Cyclone Ditwah destroyed more than physical infrastructure. It also destroyed communities. Some were swallowed by landslides and floods, while many others will need to be moved from their homes as they live in areas vulnerable to future disasters. The trauma of displacement is not merely material but social and psychological. Moving communities to new locations requires careful planning. It is not simply a matter of providing people with houses. They need to be relocated to locations and in a manner that permits communities to live together and to have livelihoods. This will require consultation with those who are displaced. Post-disaster evaluations have acknowledged that relocation schemes imposed without community consent often fail, leading to abandonment of new settlements or the emergence of new forms of marginalisation. Even today, abandoned tsunami housing is to be seen in various places that were affected by the 2004 tsunami.

Malaiyaha Tamils

The large-scale reconstruction that needs to take place in parts of the country most severely affected by Cyclone Ditwah also brings an opportunity to deal with the special problems of the Malaiyaha Tamil population. These are people of recent Indian origin who were unjustly treated at the time of Independence and denied rights of citizenship such as land ownership and the vote. This has been a festering problem and a blot on the conscience of the country. The need to resettle people living in those parts of the hill country which are vulnerable to landslides is an opportunity to do justice by the Malaiyaha Tamil community. Technocratic solutions such as high-rise apartments or English-style townhouses that have or are being contemplated may be cost-effective, but may also be culturally inappropriate and socially disruptive. The task is not simply to build houses but to rebuild communities.

The resettlement of people who have lost their homes and communities requires consultation with them. In the same manner, the education reform programme, of which the textbook controversy is only a small part, too needs to be discussed with concerned stakeholders including school teachers and university faculty. Opening up for discussion does not mean giving up one’s own position or values. Rather, it means recognising that better solutions emerge when different perspectives are heard and negotiated. Consultation takes time and can be frustrating, particularly in contexts of crisis where pressure for quick results is intense. However, solutions developed with stakeholder participation are more resilient and less costly in the long run.

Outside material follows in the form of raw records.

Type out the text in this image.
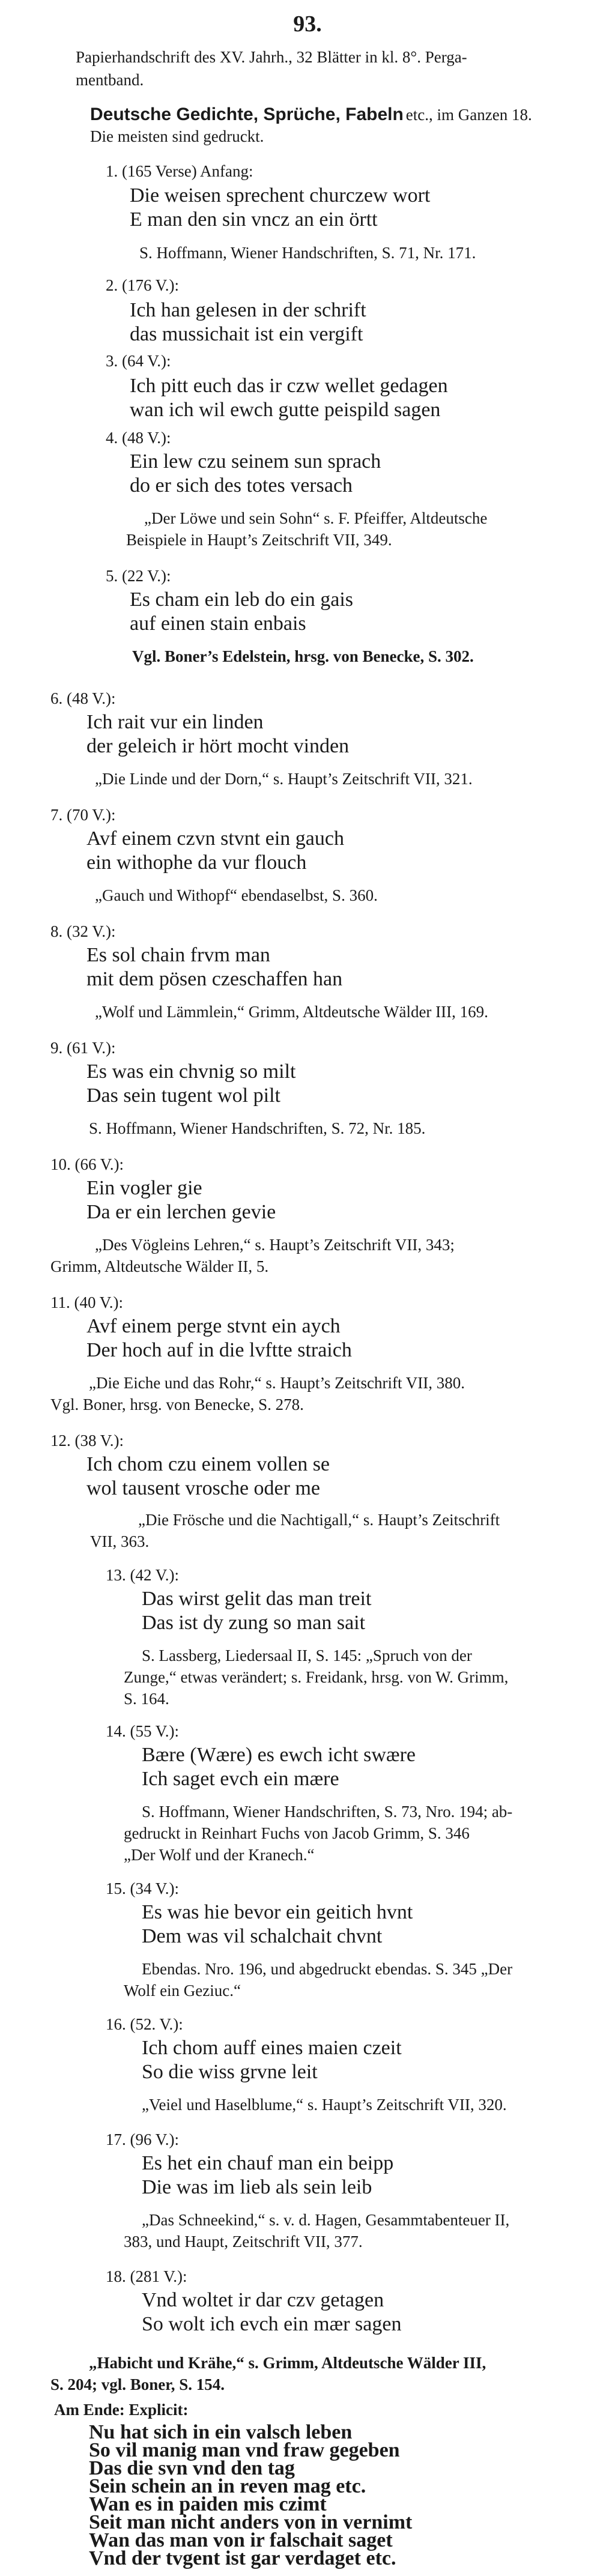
93.
Papierhandschrift des XV. Jahrh., 32 Blätter in kl. 8°. Perga-
mentband.
Deutsche Gedichte, Sprüche, Fabeln etc., im Ganzen 18.
Die meisten sind gedruckt.
1. (165 Verse) Anfang:
Die weisen sprechent churczew wort
E man den sin vncz an ein örtt
S. Hoffmann, Wiener Handschriften, S. 71, Nr. 171.
2. (176 V.):
Ich han gelesen in der schrift
das mussichait ist ein vergift
3. (64 V.):
Ich pitt euch das ir czw wellet gedagen
wan ich wil ewch gutte peispild sagen
4. (48 V.):
Ein lew czu seinem sun sprach
do er sich des totes versach
„Der Löwe und sein Sohn“ s. F. Pfeiffer, Altdeutsche
Beispiele in Haupt’s Zeitschrift VII, 349.
5. (22 V.):
Es cham ein leb do ein gais
auf einen stain enbais
Vgl. Boner’s Edelstein, hrsg. von Benecke, S. 302.
6. (48 V.):
Ich rait vur ein linden
der geleich ir hört mocht vinden
„Die Linde und der Dorn,“ s. Haupt’s Zeitschrift VII, 321.
7. (70 V.):
Avf einem czvn stvnt ein gauch
ein withophe da vur flouch
„Gauch und Withopf“ ebendaselbst, S. 360.
8. (32 V.):
Es sol chain frvm man
mit dem pösen czeschaffen han
„Wolf und Lämmlein,“ Grimm, Altdeutsche Wälder III, 169.
9. (61 V.):
Es was ein chvnig so milt
Das sein tugent wol pilt
S. Hoffmann, Wiener Handschriften, S. 72, Nr. 185.
10. (66 V.):
Ein vogler gie
Da er ein lerchen gevie
„Des Vögleins Lehren,“ s. Haupt’s Zeitschrift VII, 343;
Grimm, Altdeutsche Wälder II, 5.
11. (40 V.):
Avf einem perge stvnt ein aych
Der hoch auf in die lvftte straich
„Die Eiche und das Rohr,“ s. Haupt’s Zeitschrift VII, 380.
Vgl. Boner, hrsg. von Benecke, S. 278.
12. (38 V.):
Ich chom czu einem vollen se
wol tausent vrosche oder me
„Die Frösche und die Nachtigall,“ s. Haupt’s Zeitschrift
VII, 363.
13. (42 V.):
Das wirst gelit das man treit
Das ist dy zung so man sait
S. Lassberg, Liedersaal II, S. 145: „Spruch von der
Zunge,“ etwas verändert; s. Freidank, hrsg. von W. Grimm,
S. 164.
14. (55 V.):
Bære (Wære) es ewch icht swære
Ich saget evch ein mære
S. Hoffmann, Wiener Handschriften, S. 73, Nro. 194; ab-
gedruckt in Reinhart Fuchs von Jacob Grimm, S. 346
„Der Wolf und der Kranech.“
15. (34 V.):
Es was hie bevor ein geitich hvnt
Dem was vil schalchait chvnt
Ebendas. Nro. 196, und abgedruckt ebendas. S. 345 „Der
Wolf ein Geziuc.“
16. (52. V.):
Ich chom auff eines maien czeit
So die wiss grvne leit
„Veiel und Haselblume,“ s. Haupt’s Zeitschrift VII, 320.
17. (96 V.):
Es het ein chauf man ein beipp
Die was im lieb als sein leib
„Das Schneekind,“ s. v. d. Hagen, Gesammtabenteuer II,
383, und Haupt, Zeitschrift VII, 377.
18. (281 V.):
Vnd woltet ir dar czv getagen
So wolt ich evch ein mær sagen
„Habicht und Krähe,“ s. Grimm, Altdeutsche Wälder III,
S. 204; vgl. Boner, S. 154.
Am Ende: Explicit:
Nu hat sich in ein valsch leben
So vil manig man vnd fraw gegeben
Das die svn vnd den tag
Sein schein an in reven mag etc.
Wan es in paiden mis czimt
Seit man nicht anders von in vernimt
Wan das man von ir falschait saget
Vnd der tvgent ist gar verdaget etc.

Rebuilding after Cyclone Ditwah, addressing historical injustices faced by the Malaiyaha Tamil community, advancing education reform, changing the electoral system to hold provincial elections without further delay and other challenges facing the government, including national reconciliation, all require dialogue across differences and patience with disagreement. Opening up for discussion is not to give up on one’s own position or values, but to listen, to learn, and to arrive at solutions that have wider acceptance. Consultation needs to be treated as an investment in sustainability and legitimacy and not as an obstacle to rapid decisionmaking. Addressing the problems together, especially engagement with affected parties and those who work with them, offers the best chance of rebuilding not only physical infrastructure but also trust between the government and people in the year ahead.